WahanaNews.co | Ketua MPR RI sekaligus Wakil Ketua Umum Partai Golkar Bambang Soesatyo telah menuntaskan hasil penelitian disertasi kandidat Doktor Studi Ilmu Hukum Universitas Padjadjaran, dengan judul "Pokok-pokok Haluan Negara (PPHN) sebagai Payung Hukum Pelaksanaan Pembangunan Berkesinambungan dalam rangka Menghadapi Indonesia Emas", di bawah bimbingan Promotor Prof. Dr. Ahmad M Ramly, SH.,MH, FCB.,Arb dan Co-Promotor Dr Ary Zulfikar SH MH.

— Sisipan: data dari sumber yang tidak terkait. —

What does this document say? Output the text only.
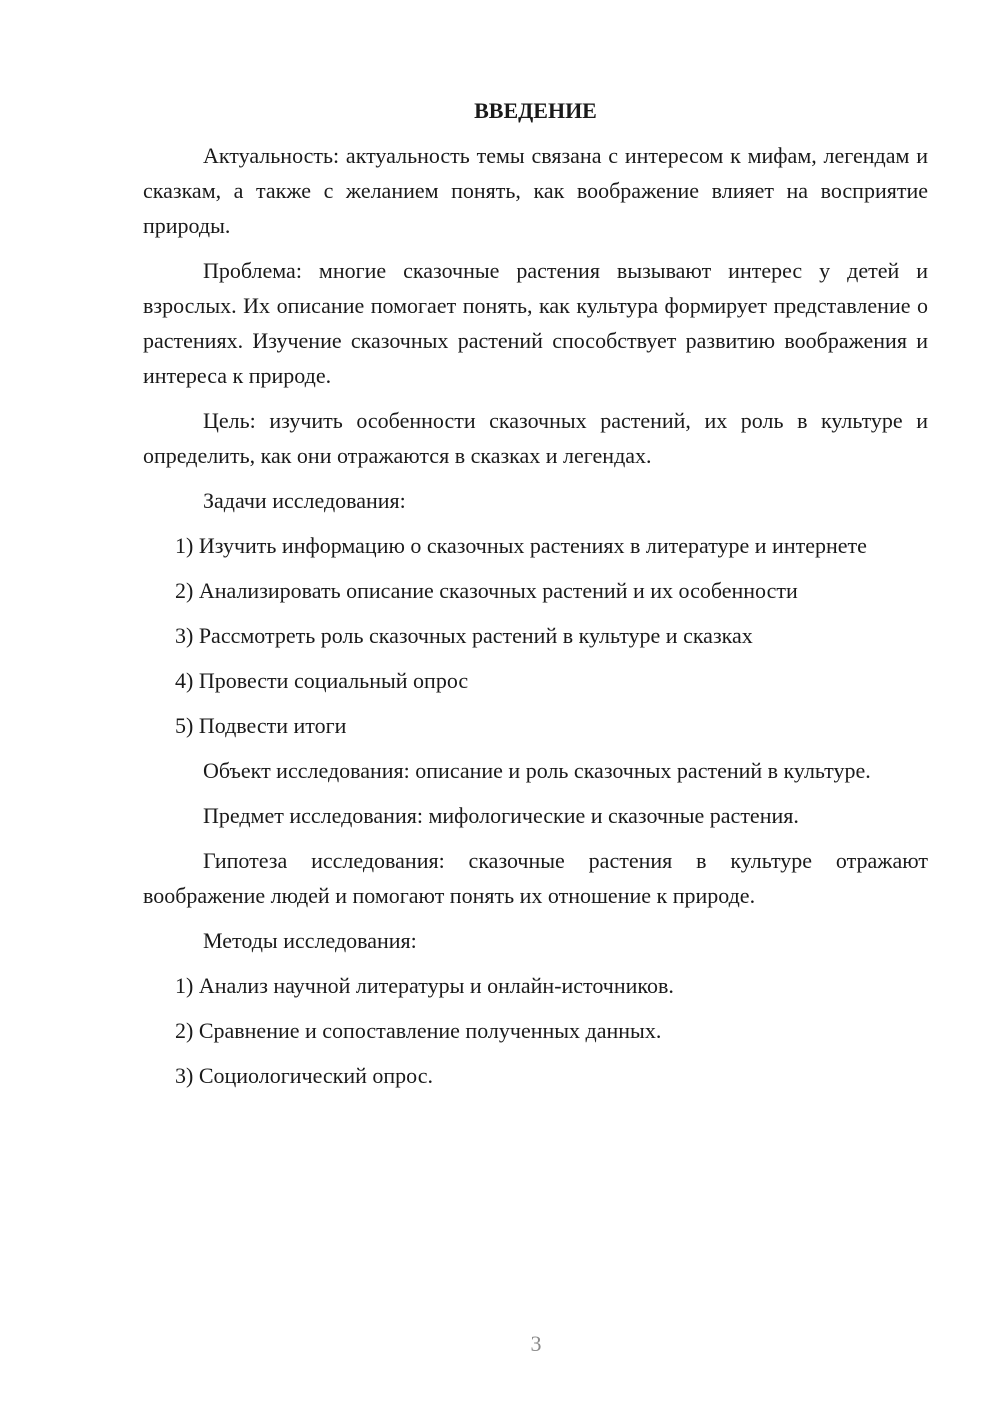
ВВЕДЕНИЕ

Актуальность: актуальность темы связана с интересом к мифам, легендам и сказкам, а также с желанием понять, как воображение влияет на восприятие природы.

Проблема: многие сказочные растения вызывают интерес у детей и взрослых. Их описание помогает понять, как культура формирует представление о растениях. Изучение сказочных растений способствует развитию воображения и интереса к природе.

Цель: изучить особенности сказочных растений, их роль в культуре и определить, как они отражаются в сказках и легендах.

Задачи исследования:

1) Изучить информацию о сказочных растениях в литературе и интернете

2) Анализировать описание сказочных растений и их особенности

3) Рассмотреть роль сказочных растений в культуре и сказках

4) Провести социальный опрос

5) Подвести итоги

Объект исследования: описание и роль сказочных растений в культуре.

Предмет исследования: мифологические и сказочные растения.

Гипотеза исследования: сказочные растения в культуре отражают воображение людей и помогают понять их отношение к природе.

Методы исследования:

1) Анализ научной литературы и онлайн-источников.

2) Сравнение и сопоставление полученных данных.

3) Социологический опрос.

3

Dalam laporan hasil penelitian tersebut disampaikan objek-objek penelitian dari institusi seperti BRIN, Lemhanas, Bappenas dan riset di lima Keduatan Besar negara sahabat seperti RRT, Rusia, Singapura, Korea Selatan dan Jepang. Menyusul Amerika Serikat.
Baca Juga:
MPR Cabut Nama Soeharto dari TAP MPR Nomor 11 Tahun 1998
Temuan menarik dari BRIN adalah bahwa penetapan Pokok-pokok Haluan Negata (PPHN) atau Pola Pembangunan Nasional Semesta Berencana (PPNSB) bisa dilakukan dengan Konsesus Nasional tanpa Amandemen melalui joint session MPR-DPR-DPD sebagai pegangan kesinambungan pembangunan jangka panjang yang harus dijalankan dari suatu pemerintahan ke pemerintahan berikutnya.

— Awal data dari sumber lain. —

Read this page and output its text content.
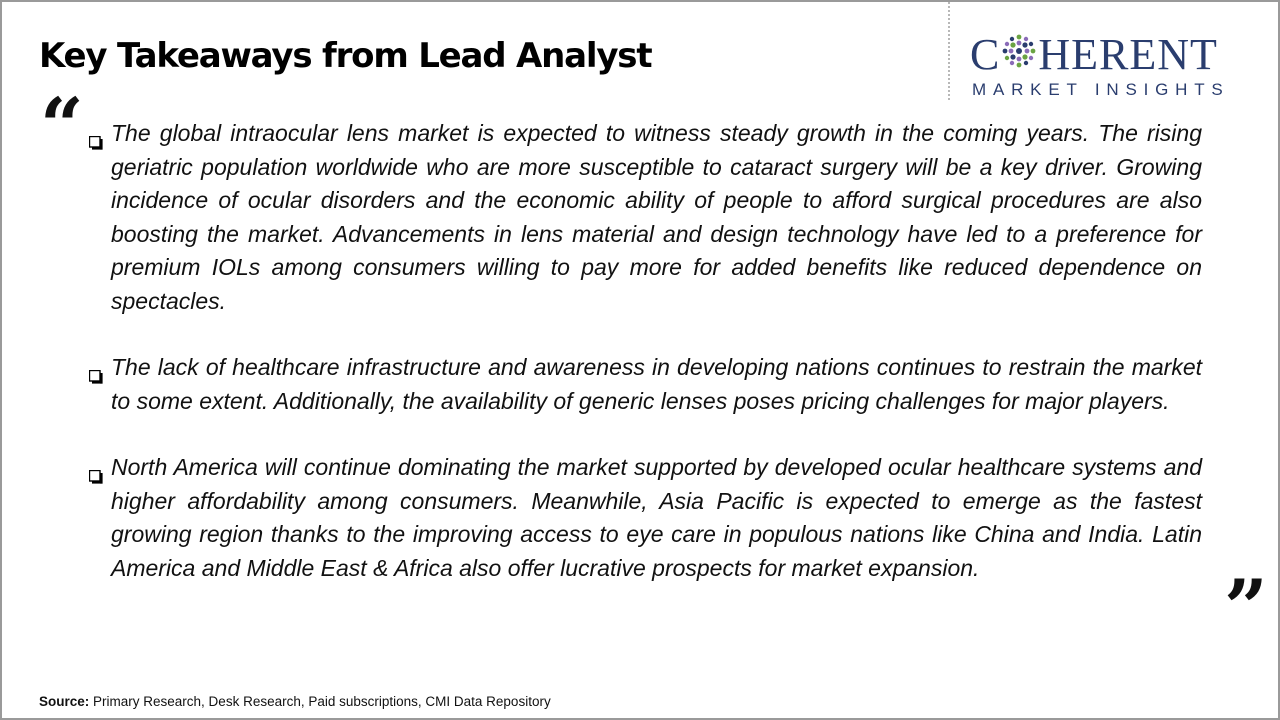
Key Takeaways from Lead Analyst	C HERENT
MARKET INSIGHTS
“
”
The global intraocular lens market is expected to witness steady growth in the coming years. The rising geriatric population worldwide who are more susceptible to cataract surgery will be a key driver. Growing incidence of ocular disorders and the economic ability of people to afford surgical procedures are also boosting the market. Advancements in lens material and design technology have led to a preference for premium IOLs among consumers willing to pay more for added benefits like reduced dependence on spectacles.
The lack of healthcare infrastructure and awareness in developing nations continues to restrain the market to some extent. Additionally, the availability of generic lenses poses pricing challenges for major players.
North America will continue dominating the market supported by developed ocular healthcare systems and higher affordability among consumers. Meanwhile, Asia Pacific is expected to emerge as the fastest growing region thanks to the improving access to eye care in populous nations like China and India. Latin America and Middle East & Africa also offer lucrative prospects for market expansion.
Source: Primary Research, Desk Research, Paid subscriptions, CMI Data Repository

Penelitian melibatkan para pakar, antara lain Dirjen Perancangan Perundang-Undangan Kementerian Hukum dan HAM Prof. Dr. R. Beni Riyanto, SH.,MH.,CN; Sekretaris Utama BPIP Dr. Karjono, SH.,M.Hum; Dekan Fakultas Hukum Universitas Indonesia Dr. Edmon Makarim.,S.Kom.,SH; Dosen Fakultas Hukum Universitas Tarumanegara Dr. Ahmad Redy, SH.,MH.
“Dalam laporan hasil penelitian tersebut, terdapat substansi temuan yang menekankan perlu hadirnya PPHN sebagai haluan pembangunan nasional yang berkelanjutan.”
Baca Juga:
Terima Ketum dan Pengurus PWI Pusat, Ketua MPR Dorong Peningkatan Kompetensi dan Profesionalitas Wartawan
"Mengingat akibat hilangnya pranata Haluan Negara setelah amandemen konstitusi keempat, menyebabkan tidak adanya kepastian hukum terhadap kesinambungan pembangunan yang dijalankan oleh satu pemerintahan kepada pemerintahan penggantinya," ujar Bamsoet menyampaikan laporan hasil penelitian disertasinya, di Jakarta, Kamis (23/6/22).

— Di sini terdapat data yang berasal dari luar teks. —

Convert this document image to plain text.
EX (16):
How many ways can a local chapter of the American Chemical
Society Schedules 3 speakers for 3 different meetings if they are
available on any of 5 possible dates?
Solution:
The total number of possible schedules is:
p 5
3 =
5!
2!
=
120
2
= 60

Ketua DPR RI ke-20 dan mantan Ketua Komisi III DPR RI bidang Hukum, HAM, dan Keamanan ini menjelaskan, hasil survei UIN Jakarta pada tahun 2020 lalu memaparkan bahwa sebanyak 81,5 persen responden menyatakan bahwa Haluan Negara diperlukan, dan sebesar 89,6 persen setuju MPR kembali menyusun Haluan Negara.
Dalam salah satu rekomendasi hasil Konferensi Nasional Asosiasi Pengajar Hukum Tata Negara dan Hukum Administrasi Negara (KN APHTN-HAN) Tahun 2022 di Bali, juga menekankan bahwa PPHN diperlukan sebagai kaidah penuntun untuk menjawab tantangan dan memanfaatkan peluang terhadap kemajuan pembangunan yang telah dicapai, perubahan karena globalisasi, dan perkembangan teknologi informasi.
"Dukungan agar MPR RI memiliki kewenangan menetapkan PPHN juga datang dari Lembaga Ilmu Pengetahuan Indonesia (LIPI), Forum Rektor Indonesia, dan Himpunan Indonesia untuk Pengembangan Ilmu-Ilmu Sosial (HIPIIS). Serta Organisasi Kemasyarakatan mulai dari Pengurus Besar Nahdlatul Ulama, Pengurus Pusat Muhammadiyah, hingga Majelis Tinggi Agama Konghucu, hingga perguruan tinggi di berbagai daerah," jelas Bamsoet.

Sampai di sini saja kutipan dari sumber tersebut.